4 bad ways to manage credit card debt
Some debt repayment methods are far less helpful – and in some cases harmful – for getting out of credit card debt. You should avoid these four options if possible:
- Touching Home Equity – It is generally not a good idea to use a home loan to pay off credit card debt, even if such a loan may have a lower interest rate. A home loan is secured by your home. If you can’t pay off that debt, you could lose your home.
- Take out a 401 (k) loan – Borrowing money from your 401 (k) to pay off your credit card debt doesn’t just hurt your retirement savings progress. This move also translates into paying interest to borrow your money and the experience of automatic deductions on paychecks until the loan is repaid.
- Pursue debt repayment – Debt settlement companies claim they can help you pay off or renegotiate your debt to make it easier to repay. This is not something they can guarantee and they often charge high fees.
- Bankruptcy filing – Filing for bankruptcy may seem like a way to get a clean slate, but this process can seriously damage your credit. Bankruptcy stays on your credit report for seven to 10 years and can make it difficult to qualify for a product loan, get good interest rates, and even rent an apartment.
How to avoid credit card debt in the future
Once you’ve paid off $ 5,000 of credit card debt, it’s important to keep a clean slate. Here are some ways you can avoid credit card debt in the future:
- Understand how the debt occurred in the first place. To prevent debt from piling up again, think back to where the debt came from. Have you spent too much on unnecessary purchases? Is your rent too high?

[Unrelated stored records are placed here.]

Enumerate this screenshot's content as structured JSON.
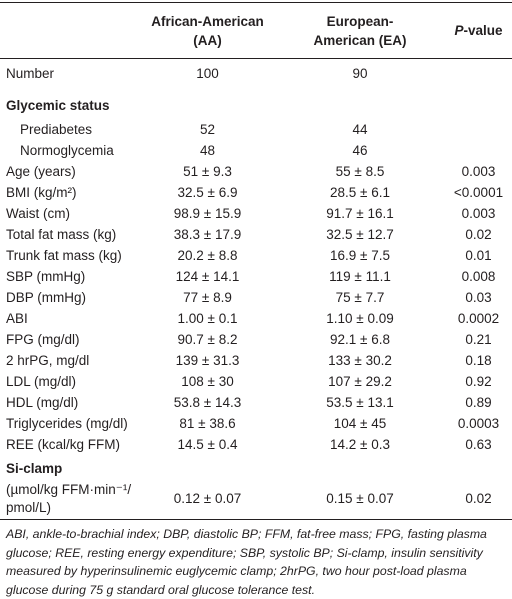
{
  "table": {
    "header": [
      "African-American (AA)",
      "European-American (EA)",
      "P-value"
    ],
    "rows": [
      {
        "label": "Number",
        "values": [
          "100",
          "90"
        ]
      },
      {
        "section": "Glycemic status",
        "indent": true,
        "rows": [
          {
            "label": "Prediabetes",
            "values": [
              "52",
              "44"
            ]
          },
          {
            "label": "Normoglycemia",
            "values": [
              "48",
              "46"
            ]
          }
        ]
      },
      {
        "label": "Age (years)",
        "values": [
          "51 ± 9.3",
          "55 ± 8.5",
          "0.003"
        ]
      },
      {
        "label": "BMI (kg/m²)",
        "values": [
          "32.5 ± 6.9",
          "28.5 ± 6.1",
          "<0.0001"
        ]
      },
      {
        "label": "Waist (cm)",
        "values": [
          "98.9 ± 15.9",
          "91.7 ± 16.1",
          "0.003"
        ]
      },
      {
        "label": "Total fat mass (kg)",
        "values": [
          "38.3 ± 17.9",
          "32.5 ± 12.7",
          "0.02"
        ]
      },
      {
        "label": "Trunk fat mass (kg)",
        "values": [
          "20.2 ± 8.8",
          "16.9 ± 7.5",
          "0.01"
        ]
      },
      {
        "label": "SBP (mmHg)",
        "values": [
          "124 ± 14.1",
          "119 ± 11.1",
          "0.008"
        ]
      },
      {
        "label": "DBP (mmHg)",
        "values": [
          "77 ± 8.9",
          "75 ± 7.7",
          "0.03"
        ]
      },
      {
        "label": "ABI",
        "values": [
          "1.00 ± 0.1",
          "1.10 ± 0.09",
          "0.0002"
        ]
      },
      {
        "label": "FPG (mg/dl)",
        "values": [
          "90.7 ± 8.2",
          "92.1 ± 6.8",
          "0.21"
        ]
      },
      {
        "label": "2 hrPG, mg/dl",
        "values": [
          "139 ± 31.3",
          "133 ± 30.2",
          "0.18"
        ]
      },
      {
        "label": "LDL (mg/dl)",
        "values": [
          "108 ± 30",
          "107 ± 29.2",
          "0.92"
        ]
      },
      {
        "label": "HDL (mg/dl)",
        "values": [
          "53.8 ± 14.3",
          "53.5 ± 13.1",
          "0.89"
        ]
      },
      {
        "label": "Triglycerides (mg/dl)",
        "values": [
          "81 ± 38.6",
          "104 ± 45",
          "0.0003"
        ]
      },
      {
        "label": "REE (kcal/kg FFM)",
        "values": [
          "14.5 ± 0.4",
          "14.2 ± 0.3",
          "0.63"
        ]
      },
      {
        "section": "Si-clamp",
        "indent": false,
        "rows": [
          {
            "label": "(µmol/kg FFM·min⁻¹/ pmol/L)",
            "values": [
              "0.12 ± 0.07",
              "0.15 ± 0.07",
              "0.02"
            ]
          }
        ]
      }
    ],
    "footnote": "ABI, ankle-to-brachial index; DBP, diastolic BP; FFM, fat-free mass; FPG, fasting plasma glucose; REE, resting energy expenditure; SBP, systolic BP; Si-clamp, insulin sensitivity measured by hyperinsulinemic euglycemic clamp; 2hrPG, two hour post-load plasma glucose during 75 g standard oral glucose tolerance test."
  }
}
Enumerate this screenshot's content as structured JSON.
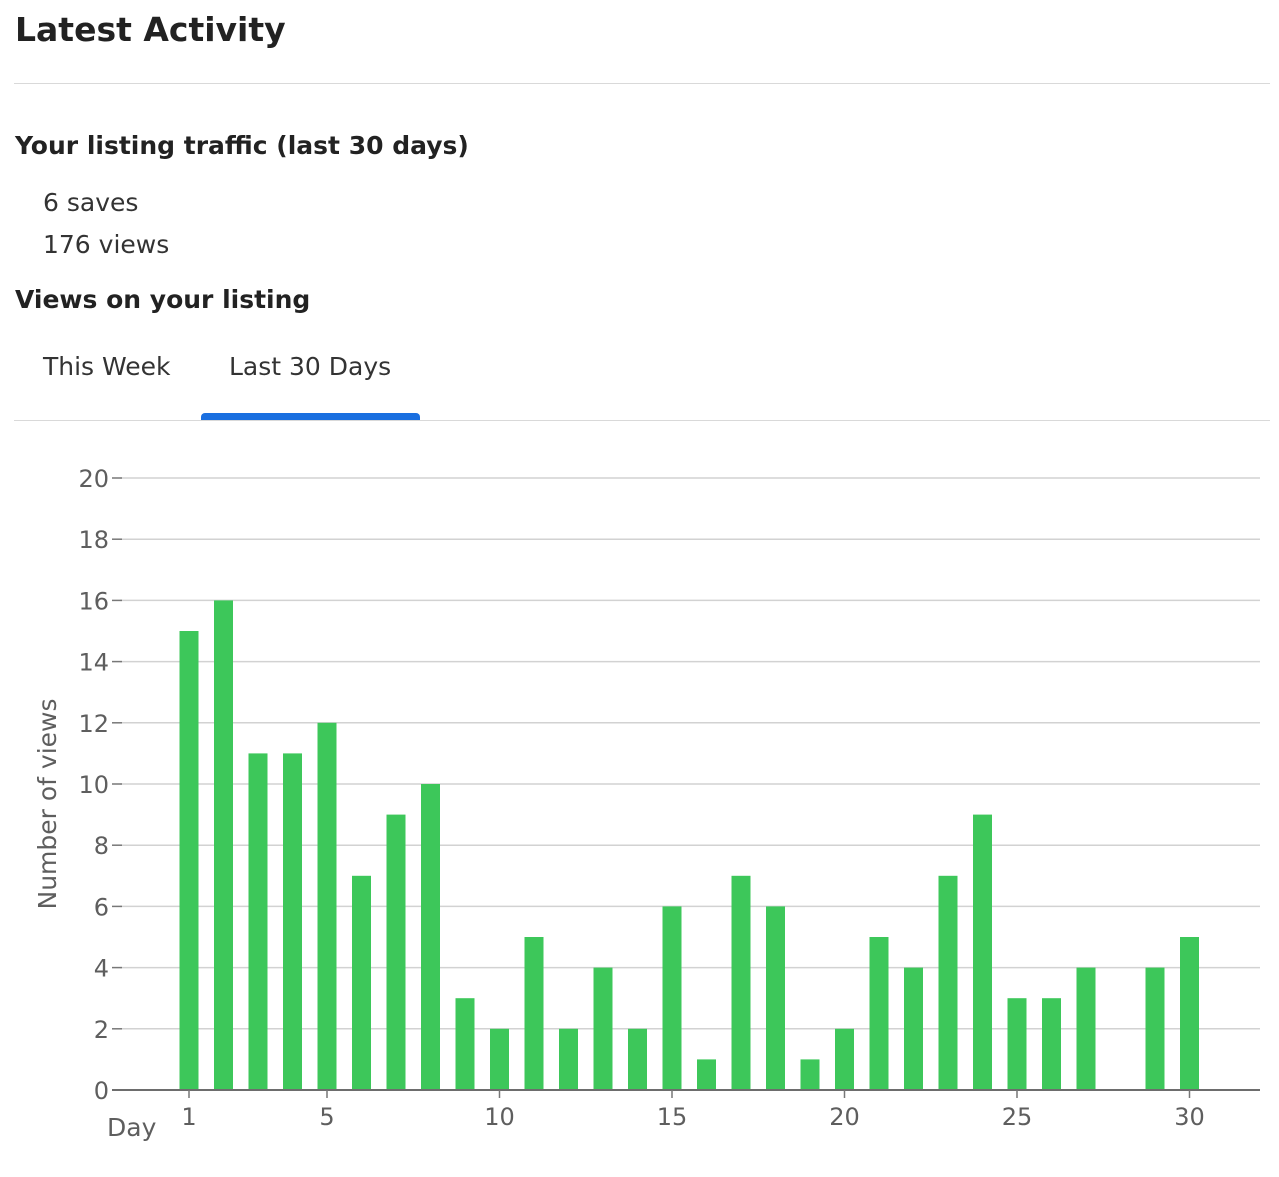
{
  "header": {
    "title": "Latest Activity"
  },
  "traffic": {
    "title": "Your listing traffic (last 30 days)",
    "saves": "6 saves",
    "views": "176 views"
  },
  "views_section": {
    "title": "Views on your listing",
    "tabs": [
      {
        "label": "This Week",
        "active": false
      },
      {
        "label": "Last 30 Days",
        "active": true
      }
    ],
    "accent_color": "#1a6fe0"
  },
  "chart_data": {
    "type": "bar",
    "title": "",
    "xlabel": "Day",
    "ylabel": "Number of views",
    "x": [
      1,
      2,
      3,
      4,
      5,
      6,
      7,
      8,
      9,
      10,
      11,
      12,
      13,
      14,
      15,
      16,
      17,
      18,
      19,
      20,
      21,
      22,
      23,
      24,
      25,
      26,
      27,
      28,
      29,
      30
    ],
    "values": [
      15,
      16,
      11,
      11,
      12,
      7,
      9,
      10,
      3,
      2,
      5,
      2,
      4,
      2,
      6,
      1,
      7,
      6,
      1,
      2,
      5,
      4,
      7,
      9,
      3,
      3,
      4,
      0,
      4,
      5
    ],
    "x_ticks": [
      1,
      5,
      10,
      15,
      20,
      25,
      30
    ],
    "y_ticks": [
      0,
      2,
      4,
      6,
      8,
      10,
      12,
      14,
      16,
      18,
      20
    ],
    "ylim": [
      0,
      20
    ],
    "grid": true,
    "bar_color": "#3dc75a"
  }
}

Did you lend too much money to friends? Try to get to the root of the problem so that you can avoid these problems in the future.
- Create or balance your budget. See where you can make improvements to your budget to prevent expenses from sneaking up on you again. Many free budget management tools are available online to help you keep track of your expenses.
- Build an emergency fund. One way to avoid taking on high-interest credit card debt in the future is to have an emergency fund ready and waiting to help you when unexpected expenses arise, such as car repairs or medical bills. Try to save three to six months of living expenses in your emergency fund.
If you are ready to apply for a personal loan as a first step towards achieving your debt repayment goals, Credible allows you to quickly and easily compare personal loan rates to find one that works for your unique situation.